Igor
- Species: Walrus
- Born: 1982 or 1983
- Died: 11 April 2013 (aged 30) Harderwijk, Netherlands
- Known for: Subject of scientific research, playing checkers against world champion and playing in Animal Crackers
- Weight: 1,800 kg (3,968 lb)

= Igor (walrus) =

Walrus

Igor (born 1982 or 1983 – 11 April 2013) was a male walrus that lived in the Dolfinarium Harderwijk in the Netherlands, where he was also subject of scientific research. He had played international draughts against world champion Ton Sijbrands. Igor also featured in the television show Animal Crackers with Dutch comedian André van Duin. Near the end of his life Igor fell ill, lost the will to eat and suffered from his shoulder joint. After his condition further deteriorated the Dolfinarium decided to euthanize him. His remains were sent to the faculty of veterinary medicine of Utrecht University for further investigation.

==Subject of research==
As well as the other walruses at the Dolfinarium, Igor was the subject of scientific research.

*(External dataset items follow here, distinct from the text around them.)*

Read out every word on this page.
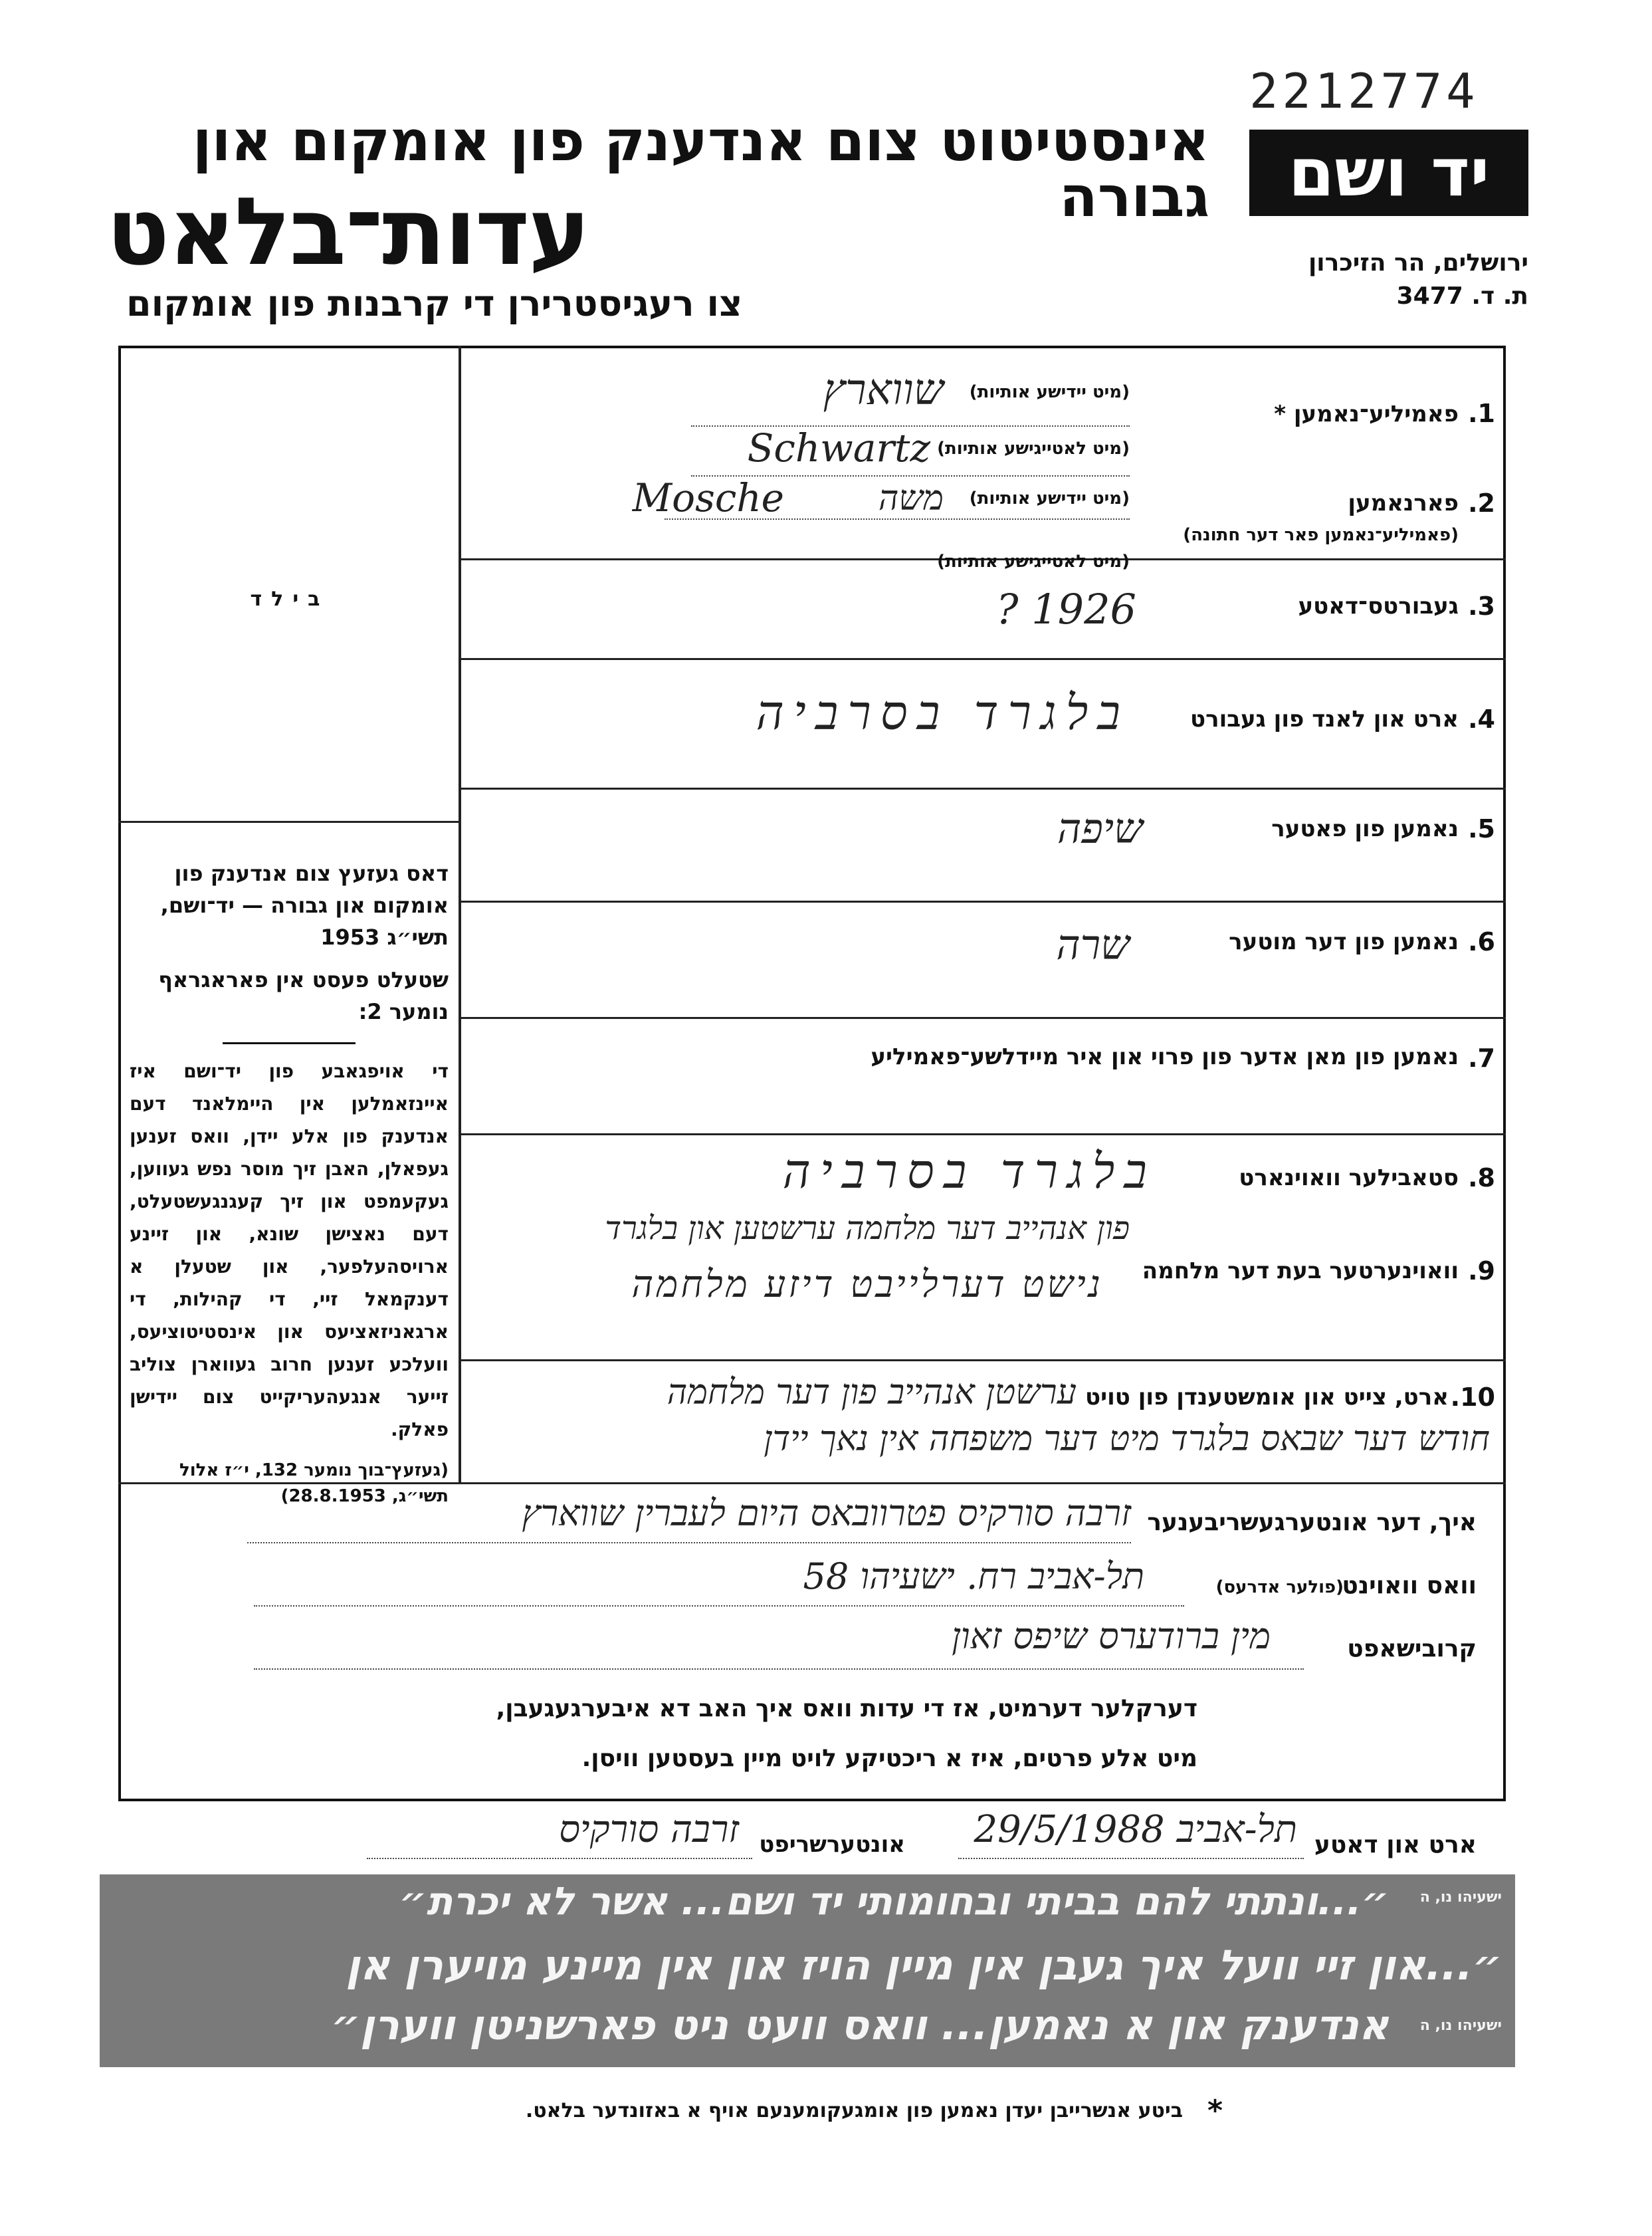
2212774
אינסטיטוט צום אנדענק פון אומקום און גבורה
עדות־בלאט
צו רעגיסטרירן די קרבנות פון אומקום
יד ושם
ירושלים, הר הזיכרון
ת. ד. 3477
בילד
דאס געזעץ צום אנדענק פון אומקום און גבורה — יד־ושם, תשי״ג 1953
שטעלט פעסט אין פאראגראף נומער 2:
די אויפגאבע פון יד־ושם איז איינזאמלען אין היימלאנד דעם אנדענק פון אלע יידן, וואס זענען געפאלן, האבן זיך מוסר נפש געווען, געקעמפט און זיך קעגנגעשטעלט, דעם נאצישן שונא, און זיינע ארויסהעלפער, און שטעלן א דענקמאל זיי, די קהילות, די ארגאניזאציעס און אינסטיטוציעס, וועלכע זענען חרוב געווארן צוליב זייער אנגעהעריקייט צום יידישן פאלק.
(געזעץ־בוך נומער 132, י״ז אלול תשי״ג, 28.8.1953)
1.
פאמיליע־נאמען *
(מיט יידישע אותיות)
שווארץ
(מיט לאטייגישע אותיות)
Schwartz
2.
פארנאמען
(פאמיליע־נאמען פאר דער חתונה)
(מיט יידישע אותיות)
משה
Mosche
(מיט לאטייגישע אותיות)
3.
געבורטס־דאטע
? 1926
4.
ארט און לאנד פון געבורט
בלגרד בסרביה
5.
נאמען פון פאטער
שיפה
6.
נאמען פון דער מוטער
שרה
7.
נאמען פון מאן אדער פון פרוי און איר מיידלשע־פאמיליע
8.
סטאבילער וואוינארט
בלגרד בסרביה
9.
וואוינערטער בעת דער מלחמה
פון אנהייב דער מלחמה ערשטען און בלגרד
נישט דערלייבט דיזע מלחמה
10.
ארט, צייט און אומשטענדן פון טויט
ערשטן אנהייב פון דער מלחמה
חודש דער שבאס בלגרד מיט דער משפחה אין נאך יידן
איך, דער אונטערגעשריבענער
זרבה סורקיס פטרוובאס היום לעברין שווארץ
וואס וואוינט
(פולער אדרעס)
תל-אביב רח. ישעיהו 58
קרובישאפט
מין ברודערס שיפס זאון
דערקלער דערמיט, אז די עדות וואס איך האב דא איבערגעגעבן,
מיט אלע פרטים, איז א ריכטיקע לויט מיין בעסטען וויסן.
ארט און דאטע
תל-אביב 29/5/1988
אונטערשריפט
זרבה סורקיס
ישעיהו נו, ה
״...ונתתי להם בביתי ובחומותי יד ושם... אשר לא יכרת״
״...און זיי וועל איך געבן אין מיין הויז און אין מיינע מויערן אן
ישעיהו נו, ה
אנדענק און א נאמען... וואס וועט ניט פארשניטן ווערן״
*
ביטע אנשרייבן יעדן נאמען פון אומגעקומענעם אויף א באזונדער בלאט.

Igor participated in research concerning the functioning of walrus whiskers. With his whiskers Igor was able to differentiate between circles and triangles, and showed this by shaking his head in different ways. Igor was able to recognize the shapes until they reached the size of the tip of a pen, which showed that walrus whiskers have a similar touch sensitivity as human fingertips. Another study investigated the effects of drilling for oil and gas on walruses by subjecting Igor to different noises by letting him wear headphones.